El valle feliz
Annemarie
Schwazenbach
Traducción
de Juan Cuartero Otal
La
línea del horizonte
Madrid,
2016
173
páginas
“La
luz ya está recorriendo el cielo, inmensamente alto, sin estrellas, sin
campanas, sin incienso”. Ese es el recorrido de la literatura del ángel
desolado, que es como Thomas Mann calificó a Annemarie Schwazenbach (Zurich,
1908 – Sils, Engandina, 1942). Ahí está presentes los tres sentidos sobre los
que se construye casi toda la literatura: la vista con un cielo negro, el oído
con su silencio, y el olfato que no percibe ninguna fragancia. Y ese será el
tono que desplegará, como banderas al viento de la nostalgia, en esta obra, El valle feliz, donde la felicidad se
identifica con la tristeza, con una despedida que se demora, que nunca termina
de producirse: “¿O es que quieres contar tu dolor para conmover el corazón de
la gente y conseguir una sentencia benévola?”, se interpela a sí misma hacia el
final del libro, cuando no sabe cómo ponerle fin, porque el libro sucede en el
tiempo de la memoria, y ese, bien lo sabemos, es una sucesión permanente de
sensaciones. Como las que percibimos por la vista, por el oído y por el olfato.

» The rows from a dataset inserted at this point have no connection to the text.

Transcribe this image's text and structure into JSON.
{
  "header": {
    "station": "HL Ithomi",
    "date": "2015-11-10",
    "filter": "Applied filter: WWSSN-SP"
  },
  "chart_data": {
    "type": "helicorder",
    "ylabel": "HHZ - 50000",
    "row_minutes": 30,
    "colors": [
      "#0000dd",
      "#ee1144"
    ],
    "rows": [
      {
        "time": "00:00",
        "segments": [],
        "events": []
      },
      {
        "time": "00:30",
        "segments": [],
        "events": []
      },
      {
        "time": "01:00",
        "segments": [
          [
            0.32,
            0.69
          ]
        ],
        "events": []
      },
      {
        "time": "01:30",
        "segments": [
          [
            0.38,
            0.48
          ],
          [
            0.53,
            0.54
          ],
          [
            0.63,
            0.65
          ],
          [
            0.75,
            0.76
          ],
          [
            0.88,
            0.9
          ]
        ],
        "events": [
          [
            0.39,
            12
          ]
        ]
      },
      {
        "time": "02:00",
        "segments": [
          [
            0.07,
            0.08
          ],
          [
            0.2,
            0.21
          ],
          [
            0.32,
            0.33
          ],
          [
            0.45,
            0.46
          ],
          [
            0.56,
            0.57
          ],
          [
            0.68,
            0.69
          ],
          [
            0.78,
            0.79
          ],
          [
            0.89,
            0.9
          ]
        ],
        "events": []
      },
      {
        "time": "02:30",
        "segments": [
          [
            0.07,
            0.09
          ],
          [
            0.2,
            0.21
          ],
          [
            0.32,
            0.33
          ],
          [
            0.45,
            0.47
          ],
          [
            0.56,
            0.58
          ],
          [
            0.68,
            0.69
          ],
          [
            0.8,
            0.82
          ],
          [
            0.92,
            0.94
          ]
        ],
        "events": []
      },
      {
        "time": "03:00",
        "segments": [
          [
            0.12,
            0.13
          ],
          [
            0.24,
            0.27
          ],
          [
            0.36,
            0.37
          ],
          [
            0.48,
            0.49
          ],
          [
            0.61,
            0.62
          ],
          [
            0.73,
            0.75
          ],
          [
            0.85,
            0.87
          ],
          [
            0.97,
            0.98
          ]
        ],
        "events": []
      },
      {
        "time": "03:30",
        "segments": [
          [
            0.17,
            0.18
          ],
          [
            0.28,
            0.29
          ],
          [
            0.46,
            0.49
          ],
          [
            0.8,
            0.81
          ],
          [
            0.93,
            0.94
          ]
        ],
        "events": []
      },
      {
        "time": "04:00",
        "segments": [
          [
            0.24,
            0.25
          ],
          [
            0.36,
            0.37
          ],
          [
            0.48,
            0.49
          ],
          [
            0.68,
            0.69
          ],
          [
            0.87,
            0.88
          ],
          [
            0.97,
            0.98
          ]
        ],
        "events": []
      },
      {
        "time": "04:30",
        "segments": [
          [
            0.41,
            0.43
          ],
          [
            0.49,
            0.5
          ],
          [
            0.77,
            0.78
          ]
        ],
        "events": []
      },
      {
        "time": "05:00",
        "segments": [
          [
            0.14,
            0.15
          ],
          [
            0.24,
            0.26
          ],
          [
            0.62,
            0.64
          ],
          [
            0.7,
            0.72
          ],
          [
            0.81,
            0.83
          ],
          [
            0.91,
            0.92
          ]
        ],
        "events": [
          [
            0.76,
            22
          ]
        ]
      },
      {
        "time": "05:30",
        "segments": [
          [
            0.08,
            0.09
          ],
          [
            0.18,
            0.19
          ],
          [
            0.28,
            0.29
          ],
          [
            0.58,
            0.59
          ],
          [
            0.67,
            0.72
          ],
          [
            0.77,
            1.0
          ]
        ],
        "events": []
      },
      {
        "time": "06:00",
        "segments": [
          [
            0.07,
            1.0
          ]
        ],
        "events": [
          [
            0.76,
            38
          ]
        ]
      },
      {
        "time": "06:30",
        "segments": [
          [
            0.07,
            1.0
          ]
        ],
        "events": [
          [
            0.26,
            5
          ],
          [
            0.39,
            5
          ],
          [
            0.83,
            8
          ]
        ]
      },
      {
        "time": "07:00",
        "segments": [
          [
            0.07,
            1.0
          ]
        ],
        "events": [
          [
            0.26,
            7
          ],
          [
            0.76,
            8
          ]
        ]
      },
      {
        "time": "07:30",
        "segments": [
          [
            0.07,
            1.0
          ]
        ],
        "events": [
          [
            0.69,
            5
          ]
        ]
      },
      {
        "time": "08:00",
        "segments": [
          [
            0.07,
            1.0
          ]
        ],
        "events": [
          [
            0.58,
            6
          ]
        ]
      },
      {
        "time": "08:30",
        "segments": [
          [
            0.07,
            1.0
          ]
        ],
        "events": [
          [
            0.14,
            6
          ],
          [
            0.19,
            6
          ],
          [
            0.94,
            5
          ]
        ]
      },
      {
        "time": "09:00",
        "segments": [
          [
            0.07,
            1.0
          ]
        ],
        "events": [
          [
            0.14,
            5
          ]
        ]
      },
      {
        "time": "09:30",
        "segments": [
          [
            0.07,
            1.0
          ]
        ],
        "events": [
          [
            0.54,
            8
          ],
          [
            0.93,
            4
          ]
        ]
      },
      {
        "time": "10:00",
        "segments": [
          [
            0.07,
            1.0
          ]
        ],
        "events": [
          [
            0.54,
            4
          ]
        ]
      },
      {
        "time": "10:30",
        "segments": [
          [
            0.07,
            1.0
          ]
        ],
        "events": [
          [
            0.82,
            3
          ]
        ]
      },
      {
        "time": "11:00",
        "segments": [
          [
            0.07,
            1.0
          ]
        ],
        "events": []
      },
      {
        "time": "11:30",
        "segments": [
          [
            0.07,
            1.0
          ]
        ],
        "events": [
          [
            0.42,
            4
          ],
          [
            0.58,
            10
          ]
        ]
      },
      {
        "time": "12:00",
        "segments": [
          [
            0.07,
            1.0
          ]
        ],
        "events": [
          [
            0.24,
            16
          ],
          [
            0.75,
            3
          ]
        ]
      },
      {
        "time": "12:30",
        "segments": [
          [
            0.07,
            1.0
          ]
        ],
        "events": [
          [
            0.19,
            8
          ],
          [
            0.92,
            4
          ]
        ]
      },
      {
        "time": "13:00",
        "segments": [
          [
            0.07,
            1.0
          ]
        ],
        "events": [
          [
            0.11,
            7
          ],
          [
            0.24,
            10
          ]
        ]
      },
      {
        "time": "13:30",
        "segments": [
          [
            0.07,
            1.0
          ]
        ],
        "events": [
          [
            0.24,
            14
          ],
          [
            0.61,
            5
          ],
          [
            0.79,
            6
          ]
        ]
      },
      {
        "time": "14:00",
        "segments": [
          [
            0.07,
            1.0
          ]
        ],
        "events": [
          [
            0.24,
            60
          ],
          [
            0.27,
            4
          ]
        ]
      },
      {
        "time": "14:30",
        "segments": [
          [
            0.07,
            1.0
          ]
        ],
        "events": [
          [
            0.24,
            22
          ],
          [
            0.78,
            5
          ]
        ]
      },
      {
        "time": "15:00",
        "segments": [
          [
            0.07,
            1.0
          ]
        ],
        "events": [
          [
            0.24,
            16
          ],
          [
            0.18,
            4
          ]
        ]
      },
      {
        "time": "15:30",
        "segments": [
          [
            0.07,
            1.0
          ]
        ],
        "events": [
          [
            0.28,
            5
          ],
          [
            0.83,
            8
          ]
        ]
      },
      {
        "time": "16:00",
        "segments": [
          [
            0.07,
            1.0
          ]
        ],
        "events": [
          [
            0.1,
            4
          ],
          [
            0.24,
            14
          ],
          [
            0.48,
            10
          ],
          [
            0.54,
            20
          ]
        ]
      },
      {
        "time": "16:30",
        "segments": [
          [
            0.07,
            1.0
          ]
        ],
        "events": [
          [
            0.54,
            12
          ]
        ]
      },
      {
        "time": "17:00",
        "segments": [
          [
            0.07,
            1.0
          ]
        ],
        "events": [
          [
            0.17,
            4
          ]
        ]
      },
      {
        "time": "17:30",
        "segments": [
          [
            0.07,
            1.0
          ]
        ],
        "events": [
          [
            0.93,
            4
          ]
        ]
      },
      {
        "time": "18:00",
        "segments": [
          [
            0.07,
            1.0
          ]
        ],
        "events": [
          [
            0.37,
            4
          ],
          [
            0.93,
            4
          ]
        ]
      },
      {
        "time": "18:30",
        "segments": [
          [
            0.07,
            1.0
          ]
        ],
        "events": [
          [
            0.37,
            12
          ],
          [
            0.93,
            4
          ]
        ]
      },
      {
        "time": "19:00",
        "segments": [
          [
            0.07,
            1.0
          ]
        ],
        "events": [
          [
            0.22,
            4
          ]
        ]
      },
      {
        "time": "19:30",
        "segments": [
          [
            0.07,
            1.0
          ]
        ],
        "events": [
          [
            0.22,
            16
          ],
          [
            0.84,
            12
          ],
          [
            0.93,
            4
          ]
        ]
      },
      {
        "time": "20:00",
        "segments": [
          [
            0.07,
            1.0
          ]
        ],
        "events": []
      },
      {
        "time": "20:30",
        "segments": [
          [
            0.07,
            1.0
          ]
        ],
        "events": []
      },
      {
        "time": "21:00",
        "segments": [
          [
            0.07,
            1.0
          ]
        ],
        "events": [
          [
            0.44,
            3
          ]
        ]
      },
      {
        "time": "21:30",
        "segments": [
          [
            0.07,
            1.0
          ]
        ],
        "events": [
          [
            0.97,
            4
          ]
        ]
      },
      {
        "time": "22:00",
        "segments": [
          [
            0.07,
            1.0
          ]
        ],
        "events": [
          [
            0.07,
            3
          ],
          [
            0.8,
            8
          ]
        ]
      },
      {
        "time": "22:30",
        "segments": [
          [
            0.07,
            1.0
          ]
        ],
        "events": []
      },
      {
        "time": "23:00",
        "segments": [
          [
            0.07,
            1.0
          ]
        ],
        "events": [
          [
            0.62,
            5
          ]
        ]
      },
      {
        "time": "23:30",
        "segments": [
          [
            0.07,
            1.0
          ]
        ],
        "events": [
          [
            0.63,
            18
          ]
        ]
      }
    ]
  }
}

Aunque si uno tuviera que elegir, diría que Schwazenbach es en primer lugar
auditiva. Pero detrás de la sensación vendrá la emoción, que se gesta como si
brotara la lluvia en sus entrañas, para luego, por fin, remitirnos a la imagen.
Al fin y al cabo, Schwazenbach recorre el mismo camino que los sueños: primero
atraviesa nuestro cuerpo el sentimiento, y luego lo asociamos a una imagen
onírica. De ahí que las enunciaciones de los sentidos, que no cesan, sean
siempre presentimientos, premoniciones. Al igual que las evocaciones, traen
aquí, al presente que es la escritura, lo lejano. Escribir es para ella una
tortura y un alivio. Ambos se hacen presentes en nuestras vidas de múltiples
maneras, así pues, debemos afrontarlos: “Unos debería elegir sus enemigos igual
que sus objetivos: de acuerdo con las fuerzas de que dispone”, reflexiona.
Con
el objetivo de facilitar los azotes de la memoria, pues El valle feliz no es el cuaderno de campo de su visita a Persia, a
lugares de la actual Siria, sino un libro íntimo a partir de aquel viaje,
Schwazenbach crea una segunda voz que aparecerá a mitad del libro. Es una voz
que tiene algo de profeta, pues alude al amor perdido sobre una tierra en la
que vertió sus sentidos, sus razones, sus creencias, sus ilusiones. Una tierra
que se caracteriza por la paradoja inhumana de ser un lugar arqueológico, un
oficio que ella desarrolla allí, sobre antiguos asentamientos, pero sobre la
que viven pueblos en constante emigración. Así pues, de alguna manera Schwazenbach
se refugia abrazando la nostalgia y un espíritu anárquico. Es una persona que
rechaza lo que representa la ley y el orden. Una persona cuyo consuelo es la
belleza. Y cuya maldición es el arrepentimiento. Vierte lágrimas en el desierto
mientras pasa sed.
Existe
algo de lirismo autocompasivo, sí. Posiblemente merecido y verdaderamente bien
justificado, que impone el tono del texto. En ocasiones, cuando acude a lo más
cotidiano de su experiencia, nos hace recordar obras como Los alimentos terrestres, de André Gide. Pero ese tono obedece a la
tristeza que supone la búsqueda de su identidad, cuestionarse por qué fue más
feliz allí que en ningún otro lugar que hubiera pisado. Y ella sabe que nadie
puede bañarse dos veces en el mismo río, que por mucho que regrese, no
recuperará ese sentimiento de plenitud.
De
esta manera, a Schwazenbach le queda su prosa poética para seguir luchando
contra su aliento. Lamenta la soledad en el desierto, que es precisamente el
escenario simbólico de la soledad. Pero sabe que es allí donde debe someterse a
un acto de bautismo, a una ceremonia en la que renazca. Aunque ignora cómo
ejecutar dicha ceremonia. De hecho, lamenta esa difusa frontera entre la
religión y la espiritualidad. No quiere encerrarse en la primera, pero ansía
que cada célula de su cuerpo sea algo más que pura biología. Schwazenbach
escribió un libro de viaje diferente, pues por encima de todo, está el alma.
Hablar de otra cosa, es volver la espalda al universo.